The second reason to have this variable is that using GDB we can actually overwrite its value. So the program will hang in an infinite loop right after start, but then we can connect to it with GDB, setup a few breakpoints and break the infinite loop by directly modifing the value of cont from GDB. So in other words, we have a way to exit the loop and continue the execution when we want to by changing the value of the variable during runtime.

NOTE: I suspect that from GDB we could just directly write program counter and jump to whatever instruction we want and break the infinite loop this way, but I didn’t try.

Finally, when I’m not actively debugging anything I can just set cont = 1 in the code to disable this mechanism by default. So it’s a relatively easy hack for debugging that I can leave in the code permanently (or until I have a better tool instead).

So how can we use QEMU monitor and GDB for debugging?
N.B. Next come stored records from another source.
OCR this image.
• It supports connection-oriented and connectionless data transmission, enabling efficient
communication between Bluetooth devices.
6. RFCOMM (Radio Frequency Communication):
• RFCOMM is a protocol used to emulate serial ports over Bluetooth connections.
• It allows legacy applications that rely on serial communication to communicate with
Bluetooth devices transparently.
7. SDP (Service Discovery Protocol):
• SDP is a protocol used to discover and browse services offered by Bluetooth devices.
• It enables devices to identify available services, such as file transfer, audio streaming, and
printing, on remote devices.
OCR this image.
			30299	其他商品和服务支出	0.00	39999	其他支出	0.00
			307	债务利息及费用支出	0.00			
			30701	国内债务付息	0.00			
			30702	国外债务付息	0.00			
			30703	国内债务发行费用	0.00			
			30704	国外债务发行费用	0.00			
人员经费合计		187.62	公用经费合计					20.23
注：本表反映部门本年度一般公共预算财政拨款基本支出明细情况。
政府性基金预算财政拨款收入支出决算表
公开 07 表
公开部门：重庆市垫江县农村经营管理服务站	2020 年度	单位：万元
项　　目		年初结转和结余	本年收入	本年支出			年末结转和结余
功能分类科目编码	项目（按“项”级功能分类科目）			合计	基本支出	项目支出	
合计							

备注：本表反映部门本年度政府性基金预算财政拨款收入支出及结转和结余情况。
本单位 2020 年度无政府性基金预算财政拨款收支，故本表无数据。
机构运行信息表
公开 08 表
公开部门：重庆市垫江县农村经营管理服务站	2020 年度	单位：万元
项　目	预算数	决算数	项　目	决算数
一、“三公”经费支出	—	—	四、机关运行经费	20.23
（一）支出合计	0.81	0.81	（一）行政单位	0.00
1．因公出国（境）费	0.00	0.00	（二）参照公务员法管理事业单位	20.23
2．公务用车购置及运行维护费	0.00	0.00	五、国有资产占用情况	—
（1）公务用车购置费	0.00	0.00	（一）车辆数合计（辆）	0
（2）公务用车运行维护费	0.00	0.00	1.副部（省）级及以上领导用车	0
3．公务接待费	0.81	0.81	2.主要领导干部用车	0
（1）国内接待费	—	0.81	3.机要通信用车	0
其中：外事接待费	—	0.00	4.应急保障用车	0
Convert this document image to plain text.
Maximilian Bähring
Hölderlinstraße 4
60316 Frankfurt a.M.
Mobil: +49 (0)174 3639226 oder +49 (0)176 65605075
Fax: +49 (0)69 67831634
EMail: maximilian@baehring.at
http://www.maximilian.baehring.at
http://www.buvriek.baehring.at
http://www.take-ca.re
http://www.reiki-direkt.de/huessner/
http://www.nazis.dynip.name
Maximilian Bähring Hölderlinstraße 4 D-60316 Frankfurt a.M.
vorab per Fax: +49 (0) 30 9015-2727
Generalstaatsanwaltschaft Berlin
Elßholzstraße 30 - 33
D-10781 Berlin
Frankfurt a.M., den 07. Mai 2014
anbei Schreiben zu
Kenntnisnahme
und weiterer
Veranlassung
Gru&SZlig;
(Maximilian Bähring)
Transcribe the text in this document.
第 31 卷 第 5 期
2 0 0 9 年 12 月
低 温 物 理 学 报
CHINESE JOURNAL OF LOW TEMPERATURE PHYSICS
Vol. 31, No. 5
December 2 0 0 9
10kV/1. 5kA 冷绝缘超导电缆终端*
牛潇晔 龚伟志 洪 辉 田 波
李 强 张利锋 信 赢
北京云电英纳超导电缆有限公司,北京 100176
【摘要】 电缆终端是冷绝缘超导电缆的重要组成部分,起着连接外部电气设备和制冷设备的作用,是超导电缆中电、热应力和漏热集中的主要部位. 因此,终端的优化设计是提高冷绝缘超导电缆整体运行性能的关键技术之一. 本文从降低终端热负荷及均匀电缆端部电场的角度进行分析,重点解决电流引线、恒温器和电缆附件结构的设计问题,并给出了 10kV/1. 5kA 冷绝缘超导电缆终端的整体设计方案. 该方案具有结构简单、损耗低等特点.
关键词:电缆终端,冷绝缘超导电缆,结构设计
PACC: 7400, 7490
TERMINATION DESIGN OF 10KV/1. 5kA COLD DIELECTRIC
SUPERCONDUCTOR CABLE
Let’s take a look at the script I use to start QEMU:

#!/bin/bash

QEMU="qemu-system-aarch64 -machine virt -cpu max"
OVMF="/home/kmu/ws/aarch64/OVMF.fd"

cp /home/kmu/ws/aarch64/src/kernel.elf /home/kmu/ws/aarch64/root/efi/boot/kernel
cp /home/kmu/ws/aarch64/virt.dtb /home/kmu/ws/aarch64/root/efi/boot/virt.dtb
cp /home/kmu/ws/aarch64/config.txt /home/kmu/ws/aarch64/root/efi/boot/config.txt

${QEMU} \ -drive if=pflash,format=raw,file=${OVMF} \
-drive format=raw,file=fat:rw:/home/kmu/ws/aarch64/root \
-net none \
-serial telnet:localhost:1234,server \
-monitor telnet:localhost:1235,server,nowait \
-nographic


Pay attention to the -serial and -monitor flags. -serial is where all the output of the program goes, since I (and UEFI firmware implementation that QEMU uses) use serial port for output. I can connect using telnet to the localhost:1234 to see the output.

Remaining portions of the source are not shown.